FIG. 6 shows another embodiment applied to an air intake system having a venturi type carburetor. A reference numeral 8' designates an actuator for adjusting the opening area of the air bleed passage, 9' designates a control circuit having a function to temporarily stop the step motor and incorporated by the actuator 9'. A water temperature sensor 11 is adapted to determine the condition of commencement of the air-fuel ratio control performed by the oxygen sensor 6.
FIG. 7 shows still another embodiment in which a control circuit 9" detects the engine speed upon receipt of a triggering signal from the ignition coil 12, and compares the engine speed with the command speed to produce a control signal to be delivered to the actuator 8" in accordance with the deviation of the engine speed. The actuator 8" then adjusts the opening degree of the carburetor to maintain the desired engine speed. The temperature water sensor 11 is adapted to produce a signal representing the state of warming up of the engine. The command engine speed is determined by the control circuit 9".

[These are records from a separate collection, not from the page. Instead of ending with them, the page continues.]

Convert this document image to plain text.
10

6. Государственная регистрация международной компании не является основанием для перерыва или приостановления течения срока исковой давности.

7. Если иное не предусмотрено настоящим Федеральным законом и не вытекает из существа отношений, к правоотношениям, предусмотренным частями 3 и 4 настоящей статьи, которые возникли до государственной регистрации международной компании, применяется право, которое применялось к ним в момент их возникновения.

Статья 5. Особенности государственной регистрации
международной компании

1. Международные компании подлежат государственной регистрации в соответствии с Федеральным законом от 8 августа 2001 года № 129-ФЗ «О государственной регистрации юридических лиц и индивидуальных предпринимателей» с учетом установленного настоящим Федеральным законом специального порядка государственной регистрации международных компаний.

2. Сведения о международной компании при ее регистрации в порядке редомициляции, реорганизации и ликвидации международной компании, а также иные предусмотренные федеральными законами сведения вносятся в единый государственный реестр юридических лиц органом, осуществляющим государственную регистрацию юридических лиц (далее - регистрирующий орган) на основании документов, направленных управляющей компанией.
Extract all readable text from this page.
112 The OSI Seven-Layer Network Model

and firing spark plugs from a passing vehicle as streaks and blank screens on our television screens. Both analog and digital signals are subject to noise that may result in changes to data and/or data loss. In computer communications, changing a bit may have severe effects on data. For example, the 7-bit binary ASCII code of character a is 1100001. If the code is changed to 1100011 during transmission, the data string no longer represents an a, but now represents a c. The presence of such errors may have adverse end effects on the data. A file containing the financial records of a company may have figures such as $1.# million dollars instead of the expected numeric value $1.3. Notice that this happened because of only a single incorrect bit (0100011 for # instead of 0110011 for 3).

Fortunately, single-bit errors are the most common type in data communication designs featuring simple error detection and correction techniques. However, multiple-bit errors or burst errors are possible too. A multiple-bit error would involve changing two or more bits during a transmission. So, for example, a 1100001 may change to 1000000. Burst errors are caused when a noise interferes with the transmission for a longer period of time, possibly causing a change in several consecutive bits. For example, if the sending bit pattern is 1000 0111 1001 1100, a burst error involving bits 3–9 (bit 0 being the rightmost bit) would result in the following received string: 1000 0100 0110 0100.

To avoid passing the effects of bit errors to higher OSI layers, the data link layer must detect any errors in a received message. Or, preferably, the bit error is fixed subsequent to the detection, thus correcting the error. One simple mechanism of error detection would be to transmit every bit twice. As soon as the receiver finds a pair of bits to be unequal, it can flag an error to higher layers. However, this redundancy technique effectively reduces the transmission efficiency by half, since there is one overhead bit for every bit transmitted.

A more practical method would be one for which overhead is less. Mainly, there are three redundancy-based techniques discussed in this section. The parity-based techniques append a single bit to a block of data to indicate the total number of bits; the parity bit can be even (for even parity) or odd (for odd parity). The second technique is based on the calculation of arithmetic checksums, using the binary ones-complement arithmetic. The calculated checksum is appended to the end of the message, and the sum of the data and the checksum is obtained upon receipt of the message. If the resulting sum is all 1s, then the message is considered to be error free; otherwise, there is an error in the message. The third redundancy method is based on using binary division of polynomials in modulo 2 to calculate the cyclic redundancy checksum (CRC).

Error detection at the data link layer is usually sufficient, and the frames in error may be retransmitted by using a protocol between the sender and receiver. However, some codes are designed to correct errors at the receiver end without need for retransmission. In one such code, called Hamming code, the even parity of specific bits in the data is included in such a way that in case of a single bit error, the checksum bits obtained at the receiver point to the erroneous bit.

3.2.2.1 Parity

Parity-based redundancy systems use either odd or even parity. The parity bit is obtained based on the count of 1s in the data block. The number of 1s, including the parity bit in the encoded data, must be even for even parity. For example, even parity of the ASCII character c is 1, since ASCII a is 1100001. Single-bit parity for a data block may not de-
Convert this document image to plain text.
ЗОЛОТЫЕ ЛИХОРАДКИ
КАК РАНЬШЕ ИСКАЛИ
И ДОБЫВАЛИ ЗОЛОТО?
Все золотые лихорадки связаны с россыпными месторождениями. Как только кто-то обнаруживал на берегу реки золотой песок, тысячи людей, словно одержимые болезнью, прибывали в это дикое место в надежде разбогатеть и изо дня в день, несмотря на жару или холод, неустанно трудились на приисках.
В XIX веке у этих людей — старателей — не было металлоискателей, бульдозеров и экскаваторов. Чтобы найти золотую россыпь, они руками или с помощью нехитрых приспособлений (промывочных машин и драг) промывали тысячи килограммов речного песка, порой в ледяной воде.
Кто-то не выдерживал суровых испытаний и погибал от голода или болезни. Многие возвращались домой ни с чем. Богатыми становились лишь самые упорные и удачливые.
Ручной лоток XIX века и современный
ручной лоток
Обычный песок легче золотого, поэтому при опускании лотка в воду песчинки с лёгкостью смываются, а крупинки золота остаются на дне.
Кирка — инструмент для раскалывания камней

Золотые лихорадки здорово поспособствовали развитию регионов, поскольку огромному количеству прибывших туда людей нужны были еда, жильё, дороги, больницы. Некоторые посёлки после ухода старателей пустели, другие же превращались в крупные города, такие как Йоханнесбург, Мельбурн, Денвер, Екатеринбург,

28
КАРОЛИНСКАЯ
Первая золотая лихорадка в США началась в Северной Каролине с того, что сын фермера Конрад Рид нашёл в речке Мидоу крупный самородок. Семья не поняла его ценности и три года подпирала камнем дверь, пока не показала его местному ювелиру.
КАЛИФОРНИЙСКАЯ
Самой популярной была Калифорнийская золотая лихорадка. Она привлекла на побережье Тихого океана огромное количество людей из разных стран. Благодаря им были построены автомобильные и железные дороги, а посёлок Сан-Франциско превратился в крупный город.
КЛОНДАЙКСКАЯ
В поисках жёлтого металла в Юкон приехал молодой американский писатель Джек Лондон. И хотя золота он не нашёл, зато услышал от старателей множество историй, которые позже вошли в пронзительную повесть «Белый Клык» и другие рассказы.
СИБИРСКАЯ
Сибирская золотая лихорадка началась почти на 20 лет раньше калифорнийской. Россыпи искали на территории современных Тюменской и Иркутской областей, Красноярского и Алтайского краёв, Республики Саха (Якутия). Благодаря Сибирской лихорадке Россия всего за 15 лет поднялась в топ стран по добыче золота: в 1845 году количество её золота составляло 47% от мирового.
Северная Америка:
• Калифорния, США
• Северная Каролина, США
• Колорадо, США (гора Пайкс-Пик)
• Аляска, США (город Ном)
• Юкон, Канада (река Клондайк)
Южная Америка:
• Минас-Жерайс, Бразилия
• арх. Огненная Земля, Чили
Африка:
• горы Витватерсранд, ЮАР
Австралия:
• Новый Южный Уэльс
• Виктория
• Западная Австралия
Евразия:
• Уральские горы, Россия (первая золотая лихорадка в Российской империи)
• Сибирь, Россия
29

As has been described, in the air-fuel ratio control device of the invention, the clock is temporarily stopped for a predetermined time length at each time of inversion of the signal from the oxygen sensor. Therefore, there is no possiblity of production of the clock of such a short period as to make the step motor fail to respond, at whichever timing the inversion signal may be inputted, to turn to the skipping operation only after the inversion of direction. In addition, the inversion can be achieved to avoid malfunctioning to ensure a precise air-fuel ratio control because the step motor is temporarily stopped without fail even when an inversion signal is received during the high-speed skipping operation.
This effect is remarkable particularly in such a control circuit having a circuit for memorizing the control position of the step motor, because, in such a control circuit, the actual position and the memorized position are offset from each other to make it impossible to grasp the control position. In such a case, the actuator is controlled at a position different from the expected position to cause an excessive enrichment and leaning of the air-fuel ratio to deteriorate the engine performance or to permit the release of a large amount of nonxious exhaust gas components to the atmosphere.
This problem is completely overcome by the present invention because no clock which would make unable the step motor to respond is produced, to ensure the correct operation of the air-fuel control device.